サンソーを主体として南アのワインで、WA評直近では最も高得点のワインの一つ。
クラヴァンワイン サンソー
南アフリカでは自然派に近いような位置づけであり、
抽出うすうま系のアプローチを得意とする生産者です。
2017年のサンソーは未評点。
2020年のサンソーはWA90点の評価。
ワインアドヴォケイト誌の2020年ヴィンテージも
「ハイトーン」「ラズベリーやストロベリー」「ライトからミディアムボディ」
という言葉でていますので、まぁそういうことです。
若手生産者がこの傾向強いんですよね。うすうま系のサンソー。
AAバーデンホースト ラムナグラス サンソー
南アフリカの上位生産者のひとつ。
日本人のケイジ・サトウ氏は、この生産者バーデンホーストに師事。
バーデンホーストは低単価のワインもリリースしていますが、
ミドルレンジに「ブルーラベル」そして、ごく少量の単一畑のシリーズとして「イエローラベル」シリーズをリリースしています。

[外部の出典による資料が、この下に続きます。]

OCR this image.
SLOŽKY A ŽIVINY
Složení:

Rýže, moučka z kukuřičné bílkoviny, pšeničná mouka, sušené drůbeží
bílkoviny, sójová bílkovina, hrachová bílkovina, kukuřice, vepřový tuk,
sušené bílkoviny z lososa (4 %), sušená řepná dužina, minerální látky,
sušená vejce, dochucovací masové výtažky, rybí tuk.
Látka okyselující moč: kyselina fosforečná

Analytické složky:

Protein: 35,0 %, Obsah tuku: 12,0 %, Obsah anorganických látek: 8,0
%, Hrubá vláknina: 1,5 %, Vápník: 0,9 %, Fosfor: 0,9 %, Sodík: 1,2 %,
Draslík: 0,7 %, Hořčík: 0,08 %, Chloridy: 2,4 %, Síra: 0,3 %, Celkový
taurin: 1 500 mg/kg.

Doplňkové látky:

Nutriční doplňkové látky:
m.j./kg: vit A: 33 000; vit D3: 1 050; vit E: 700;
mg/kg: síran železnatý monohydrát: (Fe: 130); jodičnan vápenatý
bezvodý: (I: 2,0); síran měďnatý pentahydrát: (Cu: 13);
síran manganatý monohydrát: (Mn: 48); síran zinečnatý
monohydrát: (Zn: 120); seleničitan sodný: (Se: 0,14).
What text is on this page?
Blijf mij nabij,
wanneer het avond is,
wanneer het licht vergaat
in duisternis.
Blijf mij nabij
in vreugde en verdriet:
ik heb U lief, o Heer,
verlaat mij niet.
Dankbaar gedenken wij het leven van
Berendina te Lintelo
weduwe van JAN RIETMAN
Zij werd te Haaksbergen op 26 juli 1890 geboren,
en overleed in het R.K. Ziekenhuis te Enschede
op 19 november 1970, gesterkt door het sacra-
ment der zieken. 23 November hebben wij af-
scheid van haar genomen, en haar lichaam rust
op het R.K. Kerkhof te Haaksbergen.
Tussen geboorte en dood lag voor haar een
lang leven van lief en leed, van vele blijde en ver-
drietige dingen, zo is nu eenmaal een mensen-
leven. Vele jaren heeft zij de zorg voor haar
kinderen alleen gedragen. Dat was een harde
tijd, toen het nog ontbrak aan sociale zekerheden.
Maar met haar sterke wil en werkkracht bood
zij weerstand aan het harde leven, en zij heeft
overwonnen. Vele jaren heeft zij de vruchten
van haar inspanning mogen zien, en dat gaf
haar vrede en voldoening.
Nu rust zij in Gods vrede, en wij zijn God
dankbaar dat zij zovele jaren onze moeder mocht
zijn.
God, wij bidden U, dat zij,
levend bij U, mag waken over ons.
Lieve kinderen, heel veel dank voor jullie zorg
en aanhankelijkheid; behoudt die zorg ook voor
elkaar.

ラムナグラスサンソーはAA.バーデンホースト自身の畑の1964年植樹のサンソー。
過去、バーデンホースト本人にこれらのワインの要点を聞いたことがあるのですが
「早摘み」「グラナイト(花崗岩)」「古木」とのことでした。
2017はWA92点
2018ヴィンテージはカクンと評価を落とし89点です。
今のうちに知るべき南アフリカのサンソー
注目度としては極めて低く、南アフリカワインの中でも確実にマイノリティの最先端であります。
ゆえに、輸入元も「とりま1回仕入れてみたが、今期輸入はなし」というケースが多いみたいです。
ただし、このサンソーを含め、グルナッシュ、カリニャン等を用いた、華やかで薄旨系のワインは南アのトレンドの一角となると思います。
一度は試してほしい南アの最先端カテゴリです。